Q. How do I restore the IAM database? Enterprise

To restore the IAM database from a file ~/iam-backup.sql, run the following commands on one of the master nodes:

  1. First, we create a new database called iam_new into which to load the backup.

    sudo /opt/mesosphere/bin/cockroach sql --certs-dir=/run/dcos/pki/cockroach --host=$(/opt/mesosphere/bin/detect_ip) -e "CREATE DATABASE iam_new"
    
  2. Next, we load the data into the new database.

    sudo /opt/mesosphere/bin/cockroach sql --certs-dir=/run/dcos/pki/cockroach --host=$(/opt/mesosphere/bin/detect_ip) --database=iam_new < ~/iam-backup.sql
    
  3. With the backup data loaded into the iam_new database, we now need to rename the iam database to iam_old.
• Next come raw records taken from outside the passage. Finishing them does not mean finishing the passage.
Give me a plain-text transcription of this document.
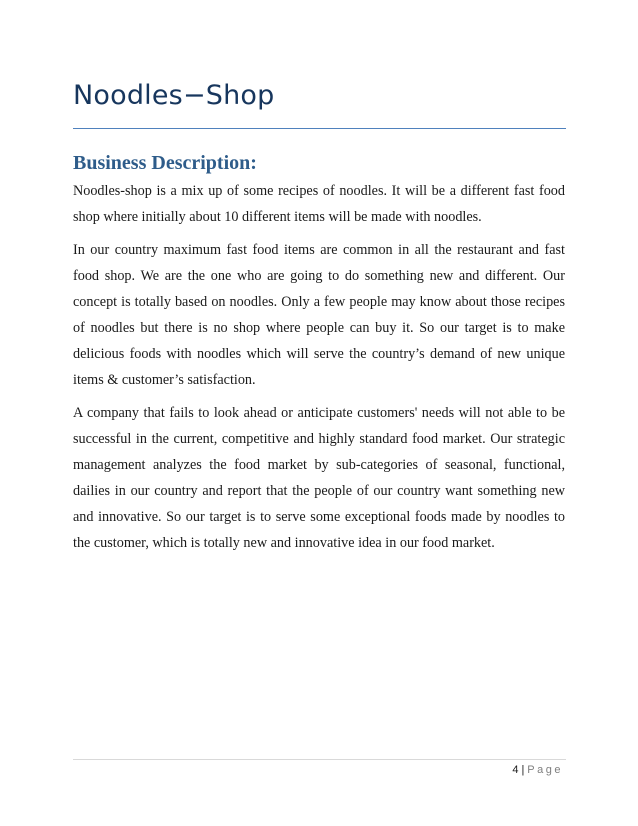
Noodles−Shop
Business Description:

Noodles-shop is a mix up of some recipes of noodles. It will be a different fast food shop where initially about 10 different items will be made with noodles.

In our country maximum fast food items are common in all the restaurant and fast food shop. We are the one who are going to do something new and different. Our concept is totally based on noodles. Only a few people may know about those recipes of noodles but there is no shop where people can buy it. So our target is to make delicious foods with noodles which will serve the country’s demand of new unique items & customer’s satisfaction.

A company that fails to look ahead or anticipate customers' needs will not able to be successful in the current, competitive and highly standard food market. Our strategic management analyzes the food market by sub-categories of seasonal, functional, dailies in our country and report that the people of our country want something new and innovative. So our target is to serve some exceptional foods made by noodles to the customer, which is totally new and innovative idea in our food market.

4 | Page
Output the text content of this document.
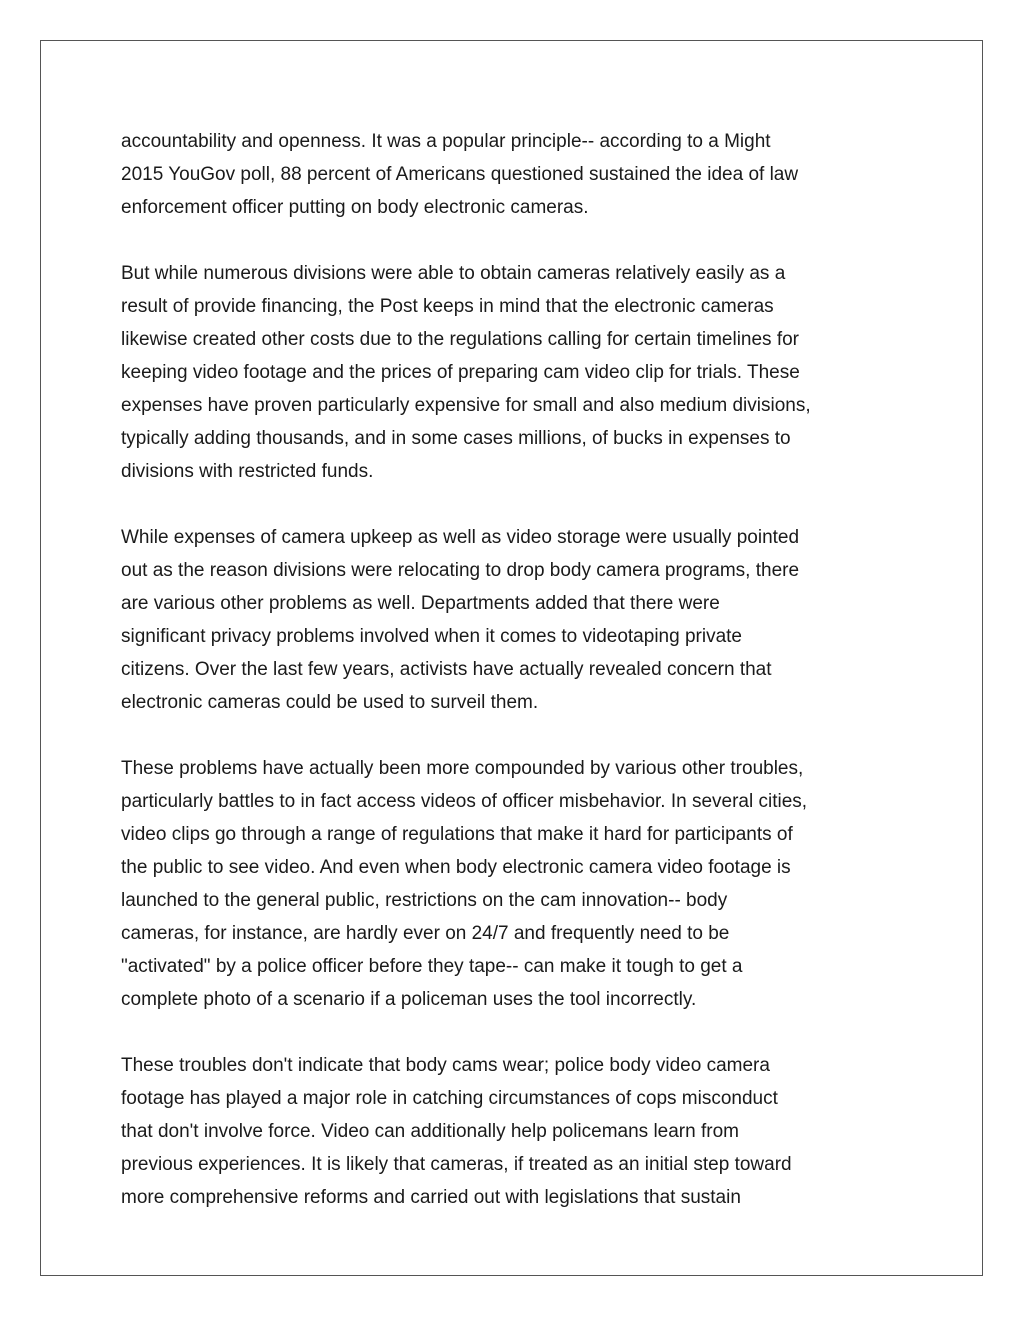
accountability and openness. It was a popular principle-- according to a Might
2015 YouGov poll, 88 percent of Americans questioned sustained the idea of law
enforcement officer putting on body electronic cameras.

But while numerous divisions were able to obtain cameras relatively easily as a
result of provide financing, the Post keeps in mind that the electronic cameras
likewise created other costs due to the regulations calling for certain timelines for
keeping video footage and the prices of preparing cam video clip for trials. These
expenses have proven particularly expensive for small and also medium divisions,
typically adding thousands, and in some cases millions, of bucks in expenses to
divisions with restricted funds.

While expenses of camera upkeep as well as video storage were usually pointed
out as the reason divisions were relocating to drop body camera programs, there
are various other problems as well. Departments added that there were
significant privacy problems involved when it comes to videotaping private
citizens. Over the last few years, activists have actually revealed concern that
electronic cameras could be used to surveil them.

These problems have actually been more compounded by various other troubles,
particularly battles to in fact access videos of officer misbehavior. In several cities,
video clips go through a range of regulations that make it hard for participants of
the public to see video. And even when body electronic camera video footage is
launched to the general public, restrictions on the cam innovation-- body
cameras, for instance, are hardly ever on 24/7 and frequently need to be
"activated" by a police officer before they tape-- can make it tough to get a
complete photo of a scenario if a policeman uses the tool incorrectly.

These troubles don't indicate that body cams wear; police body video camera
footage has played a major role in catching circumstances of cops misconduct
that don't involve force. Video can additionally help policemans learn from
previous experiences. It is likely that cameras, if treated as an initial step toward
more comprehensive reforms and carried out with legislations that sustain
    sudo /opt/mesosphere/bin/cockroach sql --certs-dir=/run/dcos/pki/cockroach --host=$(/opt/mesosphere/bin/detect_ip) -e "ALTER DATABASE iam RENAME TO iam_old"
    

    NOTE: After this command is issued, the IAM is completely unavailable. Any requests to the IAM will fail.

  4. Finally, we rename the iam_new database to iam.

    sudo /opt/mesosphere/bin/cockroach sql --certs-dir=/run/dcos/pki/cockroach --host=$(/opt/mesosphere/bin/detect_ip) -e "ALTER DATABASE iam_new RENAME TO iam"
    

    NOTE: After this command is issued, the IAM is available again. Requests to the IAM will once again succeed.

    The IAM database is restored from the backup file and the cluster is operational.